Issac Thomas (November 4, 1784 – February 2, 1859) was an American lawyer, militia officer, planter, and politician who represented Tennessee in the United States House of Representatives. He was born in Sevierville, Tennessee, on November 4, 1784. Orphaned at a young age, he moved in 1800 to Winchester, Tennessee, where he supported himself and pursued his own education. Largely self-taught, he read law and prepared for a legal career while still a young man on the Tennessee frontier.

Thomas was admitted to the bar in 1808 and commenced the practice of law in Winchester. As a young attorney, he built a regional practice in a period when Tennessee was rapidly developing and new communities were being established. During the War of 1812 he served as a brigadier general of the Louisiana Militia, reflecting his early connections to that region and establishing his reputation as a military leader as well as a lawyer. His experiences in law and the militia helped prepare him for later public service at both the state and federal levels.

Entering national politics as a member of the Republican Party—then commonly known as the Democratic-Republican Party—Thomas was elected to the Fourteenth Congress as a representative from Tennessee. He served a single term in the United States House of Representatives from March 4, 1815, to March 3, 1817. His tenure in Congress occurred during a significant period in American history, in the aftermath of the War of 1812, when the nation was consolidating its independence and addressing issues of economic development and western expansion. As a Democratic-Republican, he participated in the legislative process and represented the interests of his Tennessee constituents in the federal government.

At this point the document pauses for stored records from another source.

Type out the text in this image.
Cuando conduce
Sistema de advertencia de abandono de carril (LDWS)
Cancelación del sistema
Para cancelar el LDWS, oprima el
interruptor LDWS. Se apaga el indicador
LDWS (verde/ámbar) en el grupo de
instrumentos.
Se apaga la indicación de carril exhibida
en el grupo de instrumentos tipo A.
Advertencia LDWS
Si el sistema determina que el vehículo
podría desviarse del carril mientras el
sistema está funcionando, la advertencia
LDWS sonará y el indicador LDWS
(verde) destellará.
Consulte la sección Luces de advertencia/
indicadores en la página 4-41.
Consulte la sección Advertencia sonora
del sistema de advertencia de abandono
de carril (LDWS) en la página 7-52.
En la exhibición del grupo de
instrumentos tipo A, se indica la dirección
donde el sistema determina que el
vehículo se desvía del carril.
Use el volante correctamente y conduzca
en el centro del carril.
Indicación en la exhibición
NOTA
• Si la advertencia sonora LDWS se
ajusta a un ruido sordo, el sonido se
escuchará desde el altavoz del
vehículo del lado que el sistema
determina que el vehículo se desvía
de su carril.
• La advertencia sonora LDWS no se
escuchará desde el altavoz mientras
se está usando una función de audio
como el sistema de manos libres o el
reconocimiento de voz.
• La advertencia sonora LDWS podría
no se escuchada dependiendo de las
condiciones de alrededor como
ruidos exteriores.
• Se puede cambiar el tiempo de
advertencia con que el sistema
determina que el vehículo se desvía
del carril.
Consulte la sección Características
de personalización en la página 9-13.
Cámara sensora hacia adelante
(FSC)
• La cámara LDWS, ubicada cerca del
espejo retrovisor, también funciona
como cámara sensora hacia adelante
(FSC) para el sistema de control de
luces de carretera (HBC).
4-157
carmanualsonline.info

After leaving Congress, Thomas relocated in 1819 to Alexandria, Louisiana, where he resumed the practice of law and quickly became a prominent figure in the region’s economic and political life. He purchased extensive tracts of land adjoining Alexandria and, over time, became one of the largest landowners and slaveholders in Louisiana. He was credited as the first man to introduce the cultivation of sugarcane in central Louisiana, an innovation that contributed to the expansion of the sugar economy beyond the traditional plantation districts closer to the Gulf Coast. In addition to operating plantations, he engaged in mercantile pursuits and invested in sawmills and steamboats, integrating agriculture, commerce, and transportation in ways that helped shape the development of central Louisiana.

Thomas also remained active in public affairs in his adopted state. He served as a member of the Louisiana Senate from 1823 to 1827, participating in the governance of a relatively new state still defining its institutions and laws in the decades following the Louisiana Purchase. His legislative service in Louisiana, combined with his earlier experience in Congress, gave him a political career that spanned both Tennessee and Louisiana during a formative era in the American South.

In his personal life, Thomas married Jane Bullard, with whom he was associated during his early years in Louisiana. She died in 1833. He later married Emmeline Flint, a member of a family with which he was also in business, further intertwining his domestic life with his commercial and planting interests. His family connections and business partnerships reinforced his position among the economic elite of central Louisiana.

In 1849, amid the excitement of westward expansion and the California Gold Rush, Thomas moved to California, reflecting the broader national movement toward the Pacific and the search for new opportunities. He later returned to Alexandria, Louisiana, where he spent his final years. Issac Thomas died there on February 2, 1859, at the age of 74 years and 90 days. He was interred in the Flint lot in Rapides Cemetery at Pineville, Louisiana, across the Red River from Alexandria, leaving a legacy as a frontier lawyer, wartime militia general, congressman, state legislator, and influential planter and businessman in the antebellum South.